论文标题
通过有效的数据聚合进行治疗效应估计
Treatment Effect Estimation with Efficient Data Aggregation
论文作者
论文摘要
数据聚集(也称为元分析)被广泛用于结合多个研究之间共享参数(例如平均治疗效应)的知识。在本文中,我们引入了一种有吸引力的数据聚合方案,该方案汇总了各种现有研究的汇总统计数据。我们的计划为新验证研究的设计提供了信息,并为我们提供了共享参数的公正估计器。在我们的设置中,每项现有研究都采用套索回归来从大量协变量中选择一个简约的模型。众所周知,在选定模型中,事后估计量往往会偏差。我们表明,一种称为\ textIt {数据雕刻}的新型技术通过汇总所有现有研究的简单汇总统计数据,从而为我们提供了一个新的无偏估计器。我们的估计器具有两个关键特征:(a)我们从所有研究中充分利用数据,而没有模型选择偏见的风险; (b)我们享受单个数据隐私的额外好处,因为这些研究的原始数据无需共享或存储以进行有效的估计。

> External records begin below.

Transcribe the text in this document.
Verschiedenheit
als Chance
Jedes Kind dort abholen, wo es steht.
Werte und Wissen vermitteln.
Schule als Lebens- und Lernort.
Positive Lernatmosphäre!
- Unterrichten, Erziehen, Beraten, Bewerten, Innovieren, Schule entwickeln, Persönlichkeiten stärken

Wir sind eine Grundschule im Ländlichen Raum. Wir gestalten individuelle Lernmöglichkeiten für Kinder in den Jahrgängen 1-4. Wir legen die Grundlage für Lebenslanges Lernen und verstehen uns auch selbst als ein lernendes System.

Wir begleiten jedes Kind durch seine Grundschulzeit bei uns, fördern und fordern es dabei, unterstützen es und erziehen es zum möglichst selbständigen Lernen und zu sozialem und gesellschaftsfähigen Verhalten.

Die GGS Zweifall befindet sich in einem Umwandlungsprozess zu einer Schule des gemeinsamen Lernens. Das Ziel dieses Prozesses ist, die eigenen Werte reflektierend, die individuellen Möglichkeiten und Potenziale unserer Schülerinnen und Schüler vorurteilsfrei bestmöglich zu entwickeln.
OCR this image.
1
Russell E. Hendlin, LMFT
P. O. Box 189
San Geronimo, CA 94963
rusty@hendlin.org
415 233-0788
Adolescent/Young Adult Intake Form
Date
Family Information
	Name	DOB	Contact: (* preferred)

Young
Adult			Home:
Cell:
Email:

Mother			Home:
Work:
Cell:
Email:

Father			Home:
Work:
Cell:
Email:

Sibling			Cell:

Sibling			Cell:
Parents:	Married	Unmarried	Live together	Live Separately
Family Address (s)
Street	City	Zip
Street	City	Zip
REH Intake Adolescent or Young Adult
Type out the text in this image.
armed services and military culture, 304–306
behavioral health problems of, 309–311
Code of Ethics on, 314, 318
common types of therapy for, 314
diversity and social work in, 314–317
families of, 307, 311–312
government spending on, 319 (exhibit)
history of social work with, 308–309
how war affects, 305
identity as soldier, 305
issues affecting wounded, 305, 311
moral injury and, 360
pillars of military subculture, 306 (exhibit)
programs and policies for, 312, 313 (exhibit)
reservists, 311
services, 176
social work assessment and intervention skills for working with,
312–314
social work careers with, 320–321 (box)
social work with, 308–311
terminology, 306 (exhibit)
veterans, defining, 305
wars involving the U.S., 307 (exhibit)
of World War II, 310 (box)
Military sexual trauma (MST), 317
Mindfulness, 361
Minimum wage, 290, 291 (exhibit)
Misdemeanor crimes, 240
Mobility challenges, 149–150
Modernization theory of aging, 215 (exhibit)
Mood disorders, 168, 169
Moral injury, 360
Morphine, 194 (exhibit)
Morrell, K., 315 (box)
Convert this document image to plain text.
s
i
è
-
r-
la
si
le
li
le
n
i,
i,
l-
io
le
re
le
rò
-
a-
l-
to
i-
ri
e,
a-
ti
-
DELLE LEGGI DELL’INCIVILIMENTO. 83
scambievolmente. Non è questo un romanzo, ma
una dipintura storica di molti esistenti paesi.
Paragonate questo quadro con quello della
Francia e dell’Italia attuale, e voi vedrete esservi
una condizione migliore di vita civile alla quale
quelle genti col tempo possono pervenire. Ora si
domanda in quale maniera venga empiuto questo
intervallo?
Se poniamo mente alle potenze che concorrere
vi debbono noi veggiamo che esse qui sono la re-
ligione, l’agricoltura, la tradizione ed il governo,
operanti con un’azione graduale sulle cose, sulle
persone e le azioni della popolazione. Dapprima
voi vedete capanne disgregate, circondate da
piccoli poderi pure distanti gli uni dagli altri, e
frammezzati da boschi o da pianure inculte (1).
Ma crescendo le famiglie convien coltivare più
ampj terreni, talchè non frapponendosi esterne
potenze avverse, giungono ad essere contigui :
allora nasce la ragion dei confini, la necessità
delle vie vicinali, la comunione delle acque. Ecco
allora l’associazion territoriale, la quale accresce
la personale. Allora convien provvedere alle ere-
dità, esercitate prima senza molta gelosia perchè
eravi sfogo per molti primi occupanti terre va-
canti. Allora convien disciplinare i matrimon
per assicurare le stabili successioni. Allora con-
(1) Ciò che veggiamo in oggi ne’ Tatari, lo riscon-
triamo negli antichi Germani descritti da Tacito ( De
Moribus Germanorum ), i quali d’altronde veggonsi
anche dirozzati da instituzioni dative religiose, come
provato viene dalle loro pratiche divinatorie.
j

Data aggregation, also known as meta analysis, is widely used to combine knowledge on parameters shared in common (e.g., average treatment effect) between multiple studies. In this paper, we introduce an attractive data aggregation scheme that pools summary statistics from various existing studies. Our scheme informs the design of new validation studies and yields us unbiased estimators for the shared parameters. In our setup, each existing study applies a LASSO regression to select a parsimonious model from a large set of covariates. It is well known that post-hoc estimators, in the selected model, tend to be biased. We show that a novel technique called \textit{data carving} yields us a new unbiased estimator by aggregating simple summary statistics from all existing studies. Our estimator has two key features: (a) we make the fullest possible use of data, from all studies, without the risk of bias from model selection; (b) we enjoy the added benefit of individual data privacy, because raw data from these studies need not be shared or stored for efficient estimation.